Startling Complaints—Character against Suspicion—The two Clerks—Exchanging Notes—The Faro Bank—Tracing a Bill—An official Call—False Explanation—Flight of the Guilty—The fatal Drug—The Suicide—Sufferings of the Innocent—The Moral.
The close of the year 1839, and the opening of 1840, were marked in the Post-Office Department with frequent and startling announcements of the loss, by mail, of valuable letters from Southern Virginia, and Eastern and Northern North Carolina, directed to Richmond and other commercial cities farther North.
These cases, as they reached the Department, were duly prepared and submitted to the Special Agent for investigation. Search and inquiry were promptly instituted. But for a time the utmost vigilance failed to obtain any clue to the supposed embezzlements. The cases of loss continued to multiply; and at length the Agent's attention was particularly drawn to the Distributing Post-Office at P.
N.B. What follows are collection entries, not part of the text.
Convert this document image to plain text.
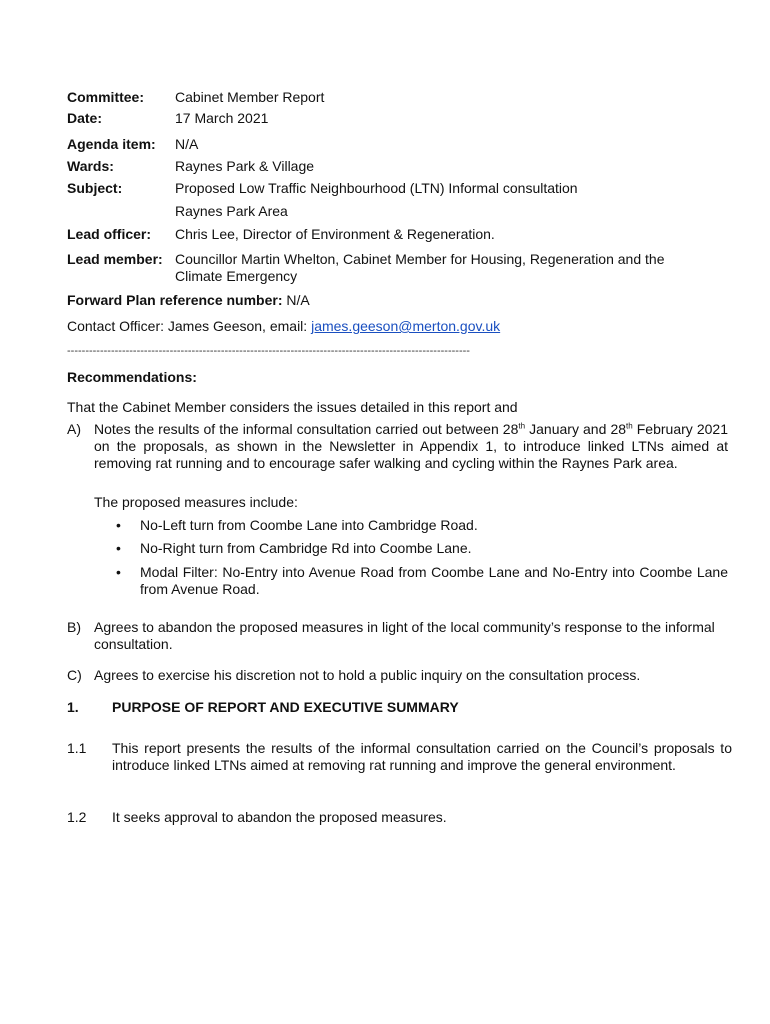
Committee: Cabinet Member Report
Date:	17 March 2021
Agenda item: N/A
Wards:	Raynes Park & Village
Subject:	Proposed Low Traffic Neighbourhood (LTN) Informal consultation
Raynes Park Area
Lead officer: Chris Lee, Director of Environment & Regeneration.
Lead member: Councillor Martin Whelton, Cabinet Member for Housing, Regeneration and the
Climate Emergency
Forward Plan reference number: N/A
Contact Officer: James Geeson, email: james.geeson@merton.gov.uk
--------------------------------------------------------------------------------------------------------------
Recommendations:
That the Cabinet Member considers the issues detailed in this report and
A) Notes the results of the informal consultation carried out between 28th January and 28th February 2021 on the proposals, as shown in the Newsletter in Appendix 1, to introduce linked LTNs aimed at removing rat running and to encourage safer walking and cycling within the Raynes Park area.
The proposed measures include:
• No-Left turn from Coombe Lane into Cambridge Road.
• No-Right turn from Cambridge Rd into Coombe Lane.
• Modal Filter: No-Entry into Avenue Road from Coombe Lane and No-Entry into Coombe Lane from Avenue Road.
B) Agrees to abandon the proposed measures in light of the local community’s response to the informal consultation.
C) Agrees to exercise his discretion not to hold a public inquiry on the consultation process.
1. PURPOSE OF REPORT AND EXECUTIVE SUMMARY
1.1 This report presents the results of the informal consultation carried on the Council’s proposals to introduce linked LTNs aimed at removing rat running and improve the general environment.
1.2 It seeks approval to abandon the proposed measures.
A circle of numerous facts pointed unmistakably to this spot as their center and focus. It was here that the lines of circumstantial evidence from every quarter converged and met. The post-office at P., therefore, became an object of special interest in the eyes of the Agent.
However, investigations in this direction proved at first no more successful than elsewhere. The high integrity of character for which the post master was distinguished, and the excellent reputation of his clerks, stood like a wall of adamant in the way of all evidence and all suspicions.
The Agent seemed destined to be baffled at every point. Yet a stern truth stared him in the face, and fixed its immovable finger over this Distributing office. Every missing letter, although reaching P. by various routes, had been mailed at points South of it for points North of it. Here they must all concentrate, and here only. It was therefore at this place only that all the losses could have occurred.
Several days were passed by the Agent in P. and the vicinity, quietly pursuing his investigations. No person knew the secret of his business. He became acquainted with the post master and his two clerks, studied their characters, and their social circumstances.
The first was a man of position and competence, whose honor no breath of calumny had ever dimmed, and who could not possibly have any motive for periling the peace and prosperity of his family by a dishonest course. Neither did the unflawed respectability of the clerks betray any chink or crevice in which to harbor a doubt.
The elder of these, and the superior in the office, was a young man of education and refinement. We will call his name Carleton. His face was frank, his eye steady and clear, his manners always self-possessed and easy. The Agent liked and admired him from the first. He learned too that he was a favorite with all who knew him—that his connections were among the first families in the State; and that by his talents and high-toned generous impulses, he had so far nobly sustained the lustre of his family name.
Another circumstance was greatly in Carleton's favor. Although descended from the "aristocracy," the fortunes of his family had run somewhat low in the later generations; and now, his father being dead, he devoted himself zealously to the maintenance of his aged mother, and the education and support of his only sister.